Mas, para lá das gripes próprias da quadra, é curioso observar como o culto da confidencialidade continua a manter-se entre nós, enquanto, por exemplo, no último «Journal des Arts» (Dezembro) se dá conta das preocupações que justificaram a comparência reivindicativa, em Tours, França, de perto de 900 participantes no 1º Congresso Interprofissional da Arte Contemporânea.
A presença de Fernando Calhau num painel dedicado ao coleccionismo institucional permitiu (ao signatário) questionar a compatibilidade, ou não, das suas funções oficiais no Instituto de Arte Contemporânea com a responsabilidade pelo coleccionismo da Caixa Geral de Depósitos, instituição que tem o mérito de ser a única a tornar público o respectivo acervo, mas que o mantém a níveis de investimento pouco compatíveis com a sua dimensão financeira. Foi igualmente comentada a coincidência dos diversos coleccionismos públicos num mesmo segmento do mercado, geracional e de gosto, mais envolvidos com um entendimento restritivo do «apoio à criação» do que com a responsabilidade museográfica — a escassez das verbas, que deixa ao mercado privado as produções mais qualificadas, não será a razão principal.
Importância decisiva tiveram as intervenções do presidente da CCRN, Luis Braga da Cruz, e do sociólogo António Figueiredo (Faculdade de Economia do Porto), a propósito da relação entre cultura, artes plásticas e desenvolvimento regional, no confronto entre a Galiza e o Norte de Portugal.
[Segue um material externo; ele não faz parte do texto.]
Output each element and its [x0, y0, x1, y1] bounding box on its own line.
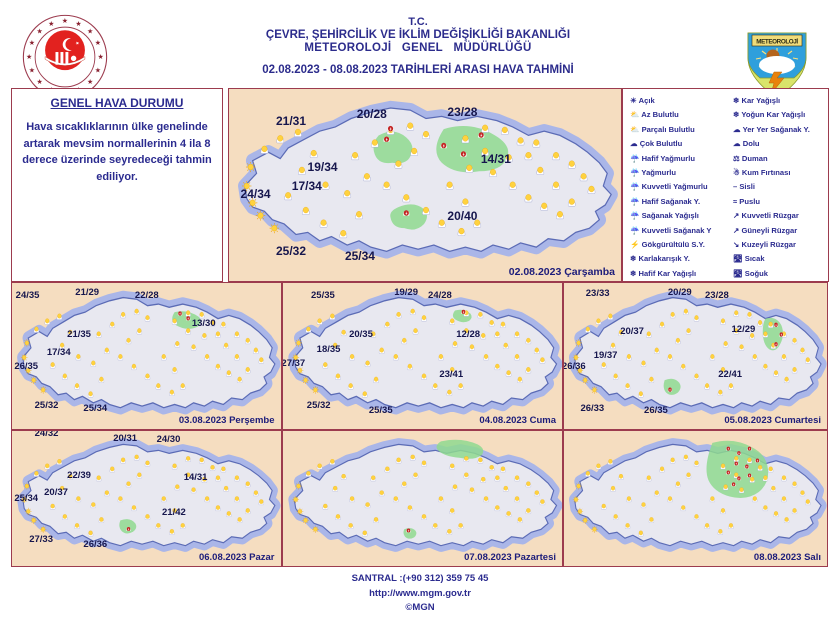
svg-text:★: ★: [75, 19, 82, 28]
svg-text:★: ★: [29, 65, 35, 74]
svg-text:★: ★: [26, 52, 32, 61]
svg-text:★: ★: [48, 19, 55, 28]
svg-text:★: ★: [62, 16, 69, 25]
svg-text:★: ★: [95, 38, 101, 47]
svg-text:★: ★: [36, 77, 42, 86]
svg-text:★: ★: [29, 38, 35, 47]
svg-text:★: ★: [87, 77, 94, 86]
svg-text:★: ★: [98, 52, 104, 61]
svg-text:METEOROLOJİ: METEOROLOJİ: [756, 38, 798, 46]
svg-text:★: ★: [87, 27, 94, 36]
svg-text:★: ★: [36, 27, 42, 36]
svg-text:★: ★: [95, 65, 101, 74]
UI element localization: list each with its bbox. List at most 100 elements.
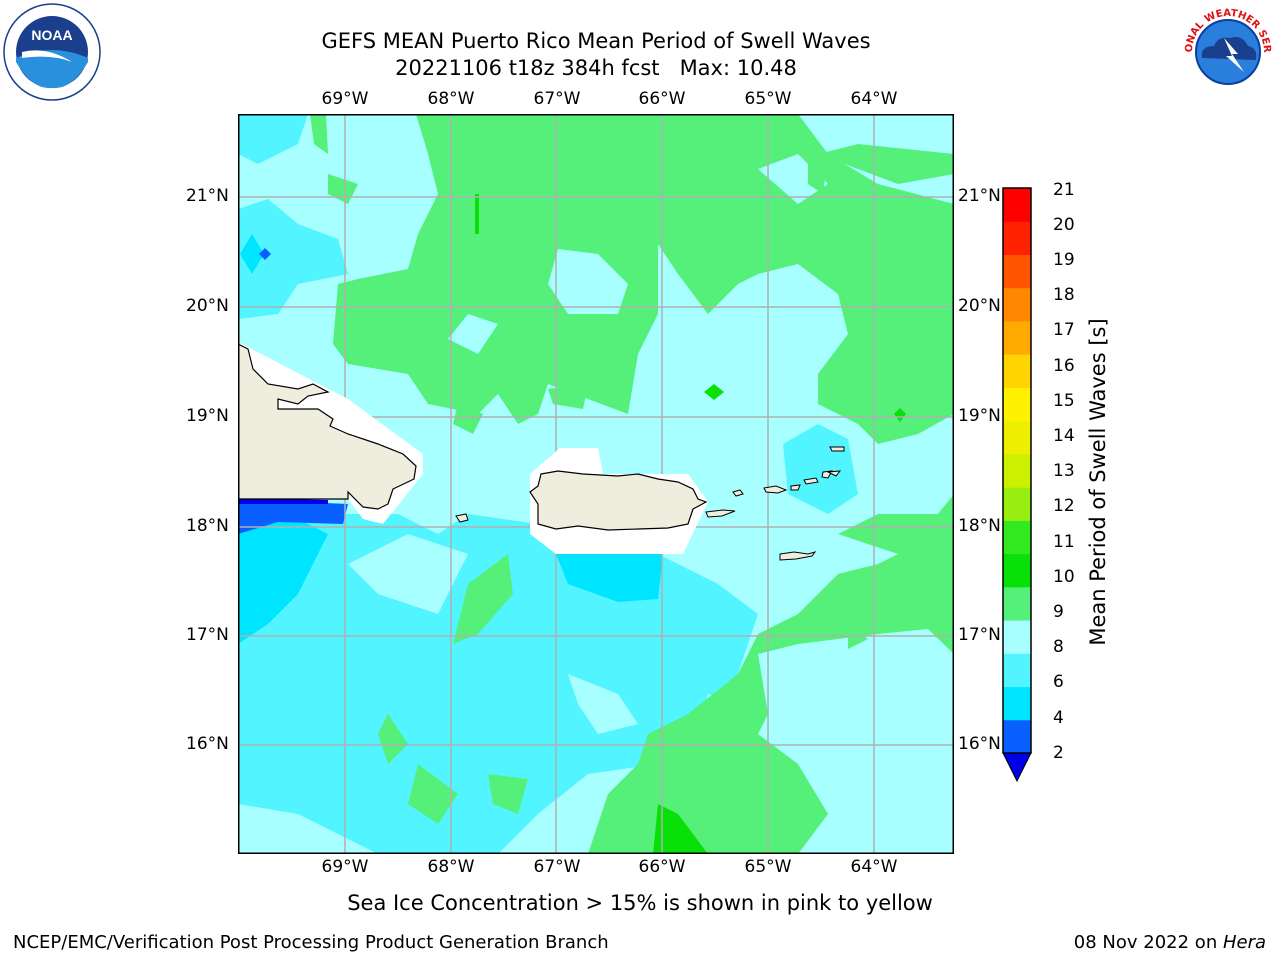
colorbar-segment-4 [1003, 686, 1031, 721]
colorbar-segment-21 [1003, 188, 1031, 222]
lon-label-bottom-64w: 64°W [850, 857, 898, 877]
lon-label-top-65w: 65°W [744, 89, 792, 109]
swell-band-9-10-north-right [818, 144, 954, 184]
colorbar-frame [1002, 187, 1032, 754]
colorbar-tick-20: 20 [1053, 215, 1075, 235]
swell-band-9-10-w [453, 404, 483, 434]
colorbar-segment-13 [1003, 453, 1031, 488]
lon-label-top-64w: 64°W [850, 89, 898, 109]
colorbar-segment-20 [1003, 221, 1031, 255]
swell-band-10-11-b [475, 194, 479, 234]
colorbar-tick-13: 13 [1053, 461, 1075, 481]
lat-label-left-20n: 20°N [186, 296, 229, 316]
swell-band-8-9-pocket-c [568, 674, 638, 734]
lon-label-top-69w: 69°W [321, 89, 369, 109]
colorbar-label: Mean Period of Swell Waves [s] [1086, 318, 1110, 646]
swell-band-9-10-pocket-a [548, 249, 628, 314]
swell-band-4-6-west [238, 519, 328, 644]
colorbar-underflow-arrow [1002, 752, 1032, 783]
sombrero-island [826, 470, 842, 477]
footer-host: Hera [1222, 932, 1266, 953]
swell-band-8-9-pocket-b [238, 804, 378, 854]
colorbar-tick-17: 17 [1053, 320, 1075, 340]
footer-date-text: 08 Nov 2022 on [1073, 932, 1223, 953]
swell-band-6-8-west [238, 199, 348, 319]
colorbar-segment-17 [1003, 320, 1031, 355]
lat-label-left-16n: 16°N [186, 734, 229, 754]
swell-band-9-10-s4 [408, 764, 458, 824]
colorbar-tick-11: 11 [1053, 532, 1075, 552]
colorbar-tick-9: 9 [1053, 602, 1064, 622]
swell-band-10-11-c [894, 408, 906, 422]
lon-label-top-67w: 67°W [533, 89, 581, 109]
colorbar-segment-18 [1003, 287, 1031, 322]
swell-band-8-9-pocket-a [348, 534, 468, 614]
colorbar-segment-16 [1003, 354, 1031, 388]
hispaniola-landmass [238, 343, 417, 510]
swell-band-4-6-pr [556, 554, 663, 602]
swell-band-9-10-se [838, 494, 954, 554]
colorbar-tick-15: 15 [1053, 391, 1075, 411]
st-thomas-island [763, 485, 788, 494]
lon-label-top-68w: 68°W [427, 89, 475, 109]
colorbar-segment-14 [1003, 420, 1031, 455]
st-john-island [790, 484, 801, 491]
lat-label-left-18n: 18°N [186, 516, 229, 536]
colorbar-tick-6: 6 [1053, 672, 1064, 692]
noaa-logo: NOAA [3, 3, 101, 101]
lon-label-bottom-68w: 68°W [427, 857, 475, 877]
lon-label-bottom-69w: 69°W [321, 857, 369, 877]
lat-label-left-17n: 17°N [186, 625, 229, 645]
mona-island [455, 513, 469, 523]
lat-label-left-21n: 21°N [186, 186, 229, 206]
lat-label-right-18n: 18°N [958, 516, 1001, 536]
colorbar-tick-8: 8 [1053, 637, 1064, 657]
colorbar-segment-6 [1003, 653, 1031, 688]
colorbar-segment-19 [1003, 254, 1031, 289]
swell-band-9-10-pocket-b [448, 314, 498, 354]
lat-label-right-19n: 19°N [958, 406, 1001, 426]
colorbar [1002, 187, 1032, 783]
lat-label-right-17n: 17°N [958, 625, 1001, 645]
swell-period-map [238, 114, 954, 854]
lat-label-right-20n: 20°N [958, 296, 1001, 316]
colorbar-tick-14: 14 [1053, 426, 1075, 446]
colorbar-tick-2: 2 [1053, 743, 1064, 763]
swell-band-9-10-s3 [488, 774, 528, 814]
swell-band-10-11-a [704, 384, 724, 400]
lat-label-left-19n: 19°N [186, 406, 229, 426]
st-croix-island [779, 551, 817, 561]
lon-label-top-66w: 66°W [638, 89, 686, 109]
swell-band-9-10-s2 [378, 714, 408, 764]
colorbar-segment-15 [1003, 387, 1031, 422]
colorbar-segment-9 [1003, 586, 1031, 621]
vieques-island [705, 509, 736, 518]
colorbar-tick-12: 12 [1053, 496, 1075, 516]
map-frame [238, 114, 954, 854]
colorbar-tick-18: 18 [1053, 285, 1075, 305]
culebra-island [732, 489, 744, 497]
nws-logo: NATIONAL WEATHER SERVICE [1178, 2, 1275, 99]
colorbar-tick-21: 21 [1053, 180, 1075, 200]
swell-band-9-10-w2 [548, 384, 588, 409]
swell-band-9-10-e [838, 574, 898, 624]
graticule [238, 114, 954, 854]
swell-band-9-10-tl [310, 114, 328, 154]
chart-title-line1: GEFS MEAN Puerto Rico Mean Period of Swe… [321, 29, 871, 53]
noaa-logo-text: NOAA [31, 27, 72, 43]
swell-band-4-6-dot [240, 234, 264, 274]
colorbar-segment-10 [1003, 553, 1031, 588]
footer-date: 08 Nov 2022 on Hera [1074, 932, 1266, 953]
lon-label-bottom-67w: 67°W [533, 857, 581, 877]
colorbar-segment-8 [1003, 620, 1031, 654]
chart-title-line2: 20221106 t18z 384h fcst Max: 10.48 [395, 56, 797, 80]
footer-branch: NCEP/EMC/Verification Post Processing Pr… [13, 932, 609, 953]
swell-band-2-4-west [238, 499, 348, 534]
swell-band-9-10-ne2 [808, 154, 828, 194]
colorbar-segment-12 [1003, 487, 1031, 521]
colorbar-tick-4: 4 [1053, 708, 1064, 728]
swell-band-10-11-south [653, 804, 708, 854]
sea-ice-note: Sea Ice Concentration > 15% is shown in … [347, 891, 933, 915]
lon-label-bottom-65w: 65°W [744, 857, 792, 877]
lat-label-right-21n: 21°N [958, 186, 1001, 206]
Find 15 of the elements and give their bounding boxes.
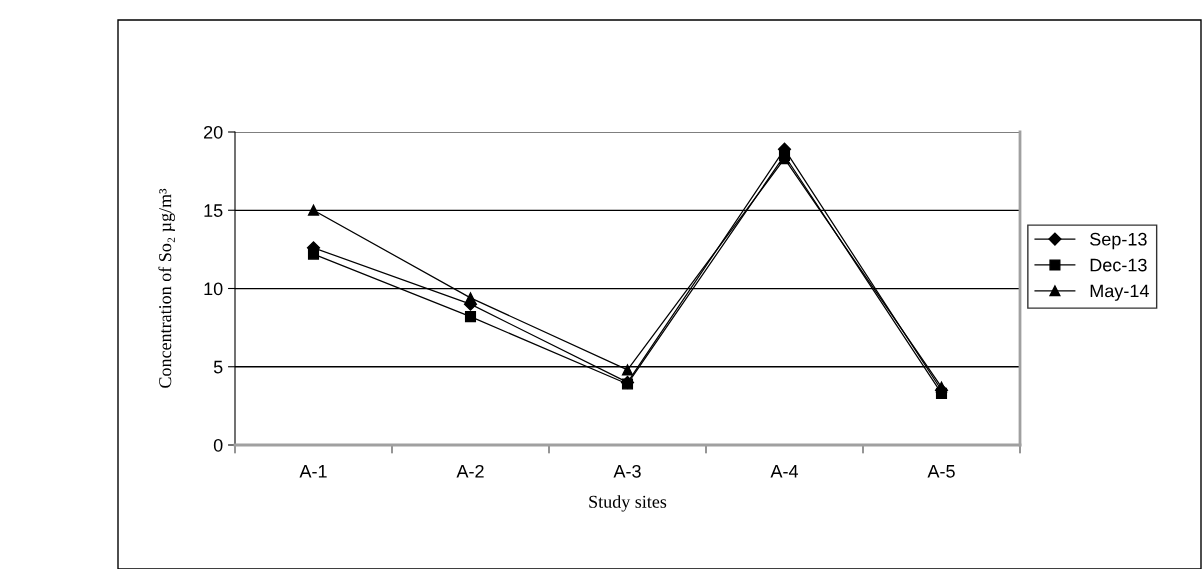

Ficou dito por Braga da Cruz que o MC é, de todos os sectores, «aquele que tem uma concepção mais centralizada e verticalizada da organização administrativa da intervenção do Estado».
O «apesar de tudo» inicial refere-se apenas às deficientes condições de promoção, bem como à desatenção da generalidade dos meios de comunicação. O público foi crescendo com o desenrolar do certame e certamente será maior em próximas edições. Tratou-se de uma primeira feira.